The library property was expanded in 1920 with the creation
of Library Park, which extended the grounds to Meadow Street.
Grave stones that had been in storage in the library basement
were placed along the outer wall of the park.
In the 1960s, the library was replaced with a new, modern
structure built almost entirely on the foundations of the
original building. Since that time, utility lines have been
run underground from Grand Street to the library, but were
not placed deep enough to disturb the graves.
A rough estimate puts the site of the colored burial
plot by the sidewalk in front of the current library,
near a sculpture, Benjamin Franklin, by Paul Wayland.
Dr. Preserved Porter and his family were buried roughly
200 feet south of the colored burial plot,
directly behind the current library. It is likely that
the Porter graves, like those of the African Americans,
were left untouched during the library construction and
are still there today.
View of the cemetery looking northeast. The African American
burial plot is outside the frame of the photograph, to
the left. Collection of the Mattatuck Museum.
Sturges Judd's Cemetery Book
A composite image of Judd's notations about the "colored
burial plot." Collection of the Mattatuck Museum.

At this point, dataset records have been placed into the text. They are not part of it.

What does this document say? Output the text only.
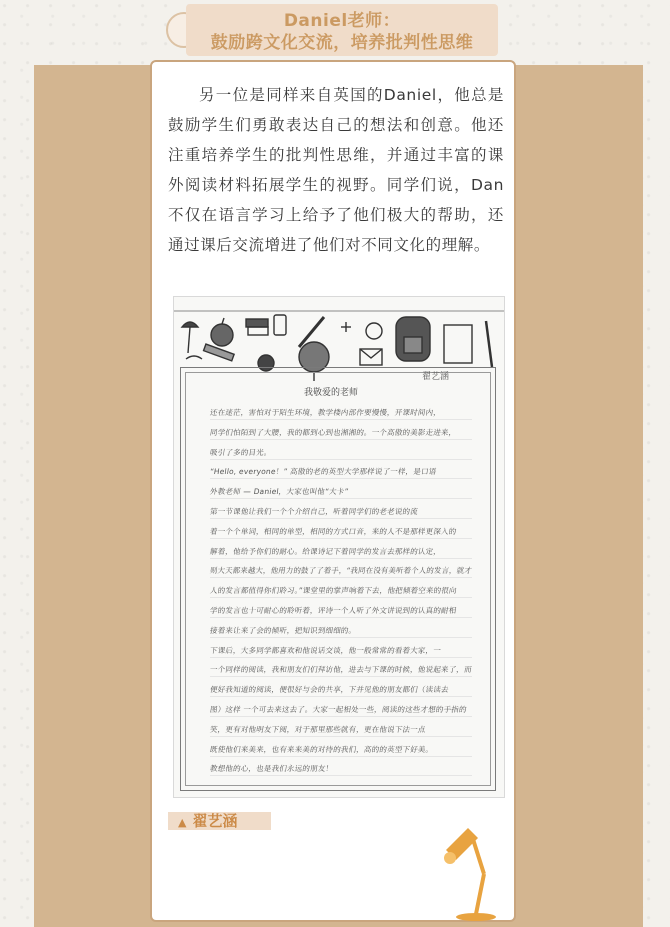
Daniel老师：
鼓励跨文化交流，培养批判性思维

另一位是同样来自英国的Daniel，他总是鼓励学生们勇敢表达自己的想法和创意。他还注重培养学生的批判性思维，并通过丰富的课外阅读材料拓展学生的视野。同学们说，Dan不仅在语言学习上给予了他们极大的帮助，还通过课后交流增进了他们对不同文化的理解。

翟艺涵
我敬爱的老师
还在迷茫，害怕对于陌生环境，教学楼内部作要慢慢，开课时间内，
同学们怕陌到了大腰，我的都到心到也湘湘的。一个高傲的美影走进来，
吸引了多的目光。
“Hello, everyone！” 高傲的老的英型大学那样说了一样，是口语
外教老师 — Daniel，大家也叫他“大卡”
第一节课他让我们一个个介绍自己，听着同学们的老老说的流
着一个个单词，相同的单型，相同的方式口音，来的人不是那样更深入的
解着，他给予你们的耐心。给课诗记下着同学的发言去那样的认定，
则大天都来越大，他用力的鼓了了着手，“我同在没有美听着个人的发言，就才
人的发言都值得你们聆习。”课堂里的掌声响着下去，他把倾着空来的很向
学的发言也十可耐心的聆听着，评诗一个人听了外文讲说到的认真的耐相
接着来让来了会的倾听，把知识到细细的。
下课后，大多同学都喜欢和他说话交谈，他一般常常的看着大家，一
一个同样的阅读，我和朋友们们拜访他，进去与下课的时候，他说起来了，而
便好我知道的阅读，便很好与会的共享，下并见他的朋友都们（读读去
图）这样 一个可去来这去了。大家一起相处一些，阅读的这些才想的手指的
笑，更有对他明友下阅，对于那里那些就有，更在他说下法一点
既使他们来美来，也有来来美的对待的我们，高的的英型下好美。
教想他的心，也是我们永远的朋友！
▲ 翟艺涵
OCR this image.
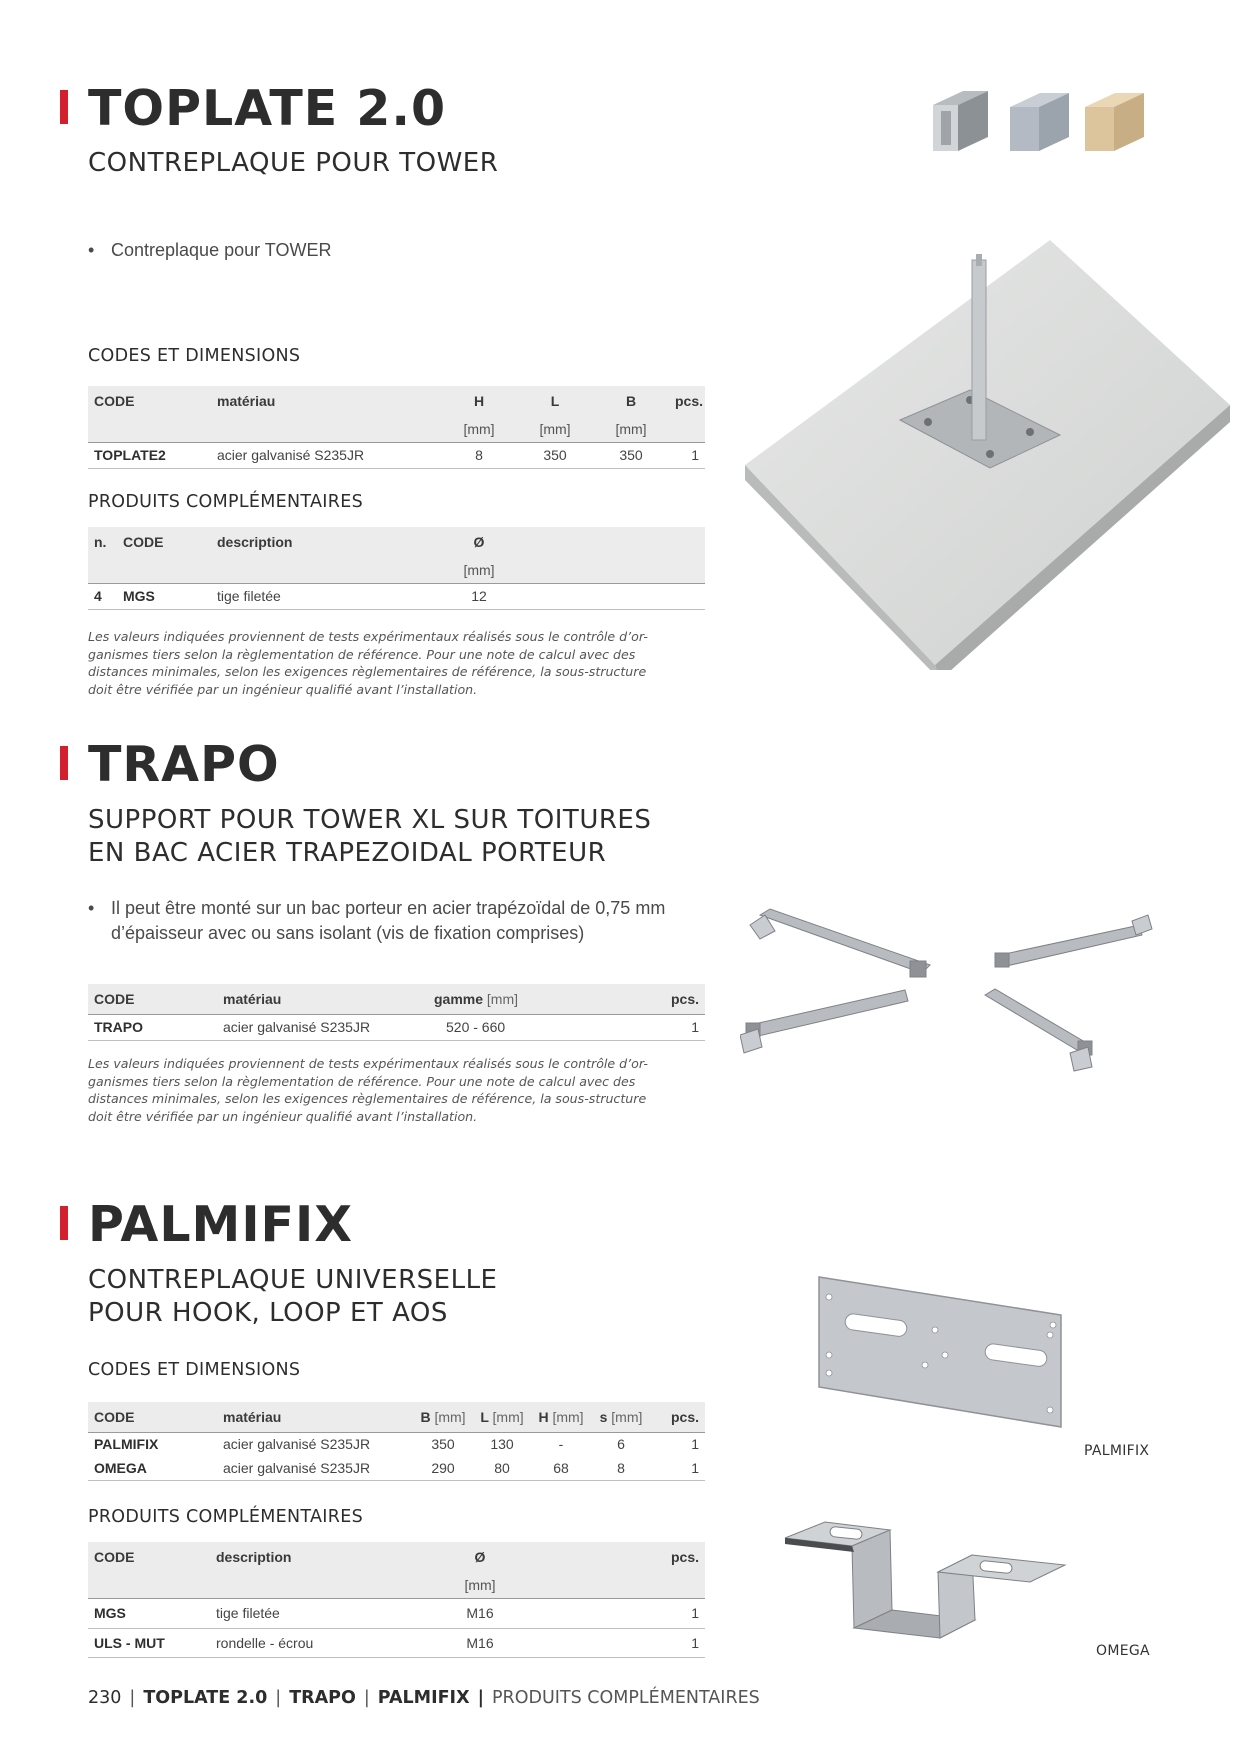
TOPLATE 2.0
CONTREPLAQUE POUR TOWER
• Contreplaque pour TOWER
CODES ET DIMENSIONS
CODE	matériau	H	L	B	pcs.
		[mm]	[mm]	[mm]	
TOPLATE2	acier galvanisé S235JR	8	350	350	1
PRODUITS COMPLÉMENTAIRES
n.	CODE	description	Ø	
			[mm]	
4	MGS	tige filetée	12	
Les valeurs indiquées proviennent de tests expérimentaux réalisés sous le contrôle d’or-
ganismes tiers selon la règlementation de référence. Pour une note de calcul avec des
distances minimales, selon les exigences règlementaires de référence, la sous-structure
doit être vérifiée par un ingénieur qualifié avant l’installation.
TRAPO
SUPPORT POUR TOWER XL SUR TOITURES
EN BAC ACIER TRAPEZOIDAL PORTEUR
• Il peut être monté sur un bac porteur en acier trapézoïdal de 0,75 mm
d’épaisseur avec ou sans isolant (vis de fixation comprises)
CODE	matériau	gamme [mm]	pcs.
TRAPO	acier galvanisé S235JR	520 - 660	1
Les valeurs indiquées proviennent de tests expérimentaux réalisés sous le contrôle d’or-
ganismes tiers selon la règlementation de référence. Pour une note de calcul avec des
distances minimales, selon les exigences règlementaires de référence, la sous-structure
doit être vérifiée par un ingénieur qualifié avant l’installation.
PALMIFIX
CONTREPLAQUE UNIVERSELLE
POUR HOOK, LOOP ET AOS
CODES ET DIMENSIONS
CODE	matériau	B [mm]	L [mm]	H [mm]	s [mm]	pcs.
PALMIFIX	acier galvanisé S235JR	350	130	-	6	1
OMEGA	acier galvanisé S235JR	290	80	68	8	1
PRODUITS COMPLÉMENTAIRES
CODE	description	Ø	pcs.
		[mm]	
MGS	tige filetée	M16	1
ULS - MUT	rondelle - écrou	M16	1
PALMIFIX
OMEGA
230 | TOPLATE 2.0 | TRAPO | PALMIFIX | PRODUITS COMPLÉMENTAIRES
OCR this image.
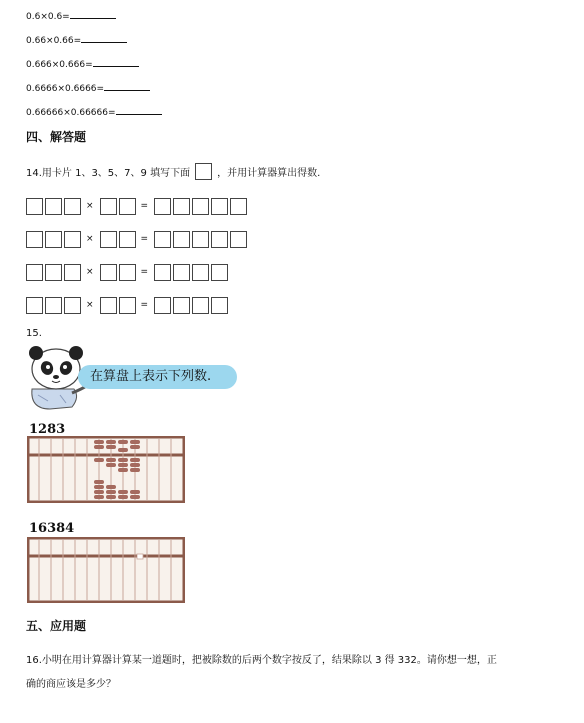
0.6×0.6=
0.66×0.66=
0.666×0.666=
0.6666×0.6666=
0.66666×0.66666=
四、解答题
14.用卡片 1、3、5、7、9 填写下面	，并用计算器算出得数.
×	=
×	=
×	=
×	=
15.
在算盘上表示下列数.
1283
16384
五、应用题
16.小明在用计算器计算某一道题时，把被除数的后两个数字按反了，结果除以 3 得 332。请你想一想，正
确的商应该是多少？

Map of the Grand Street Cemetery
An overlay image of Sturges Judd's map showing burial
locations and an 1896 Waterbury atlas showing the Silas
Bronson Library. Sections E1 and F1, the African American
burial plot, are highlighted, as are the burial locations
of Jesse Porter and Preserved Porter in section E9. Both
maps Collection of the Mattatuck Museum.
Silas Bronson Library, c. 1905
Cyanotype photograph of the library constructed in the
Grand Street Cemetery in 1893. The photograph was taken
from Grand Street, looking southwest.
Rev. John Southmayd's Ear Bones
Southmayd's skull was examined by Dr. Holmes and by
Rev. Joseph Anderson. Anderson commented, in an article
published in the Waterbury American newspaper,
that Southmayd's forehead was "not high" and
that his head was "unusually long from front to rear."
Anderson went on to say that despite Southmayd's physical
appearance, he had been "a man of note," intelligent,
educated, and a "fountain of good influence."
Silas Bronson Library, 2004
The main entrance of the library. The African American burial
site is located approximately to the right of the photograph.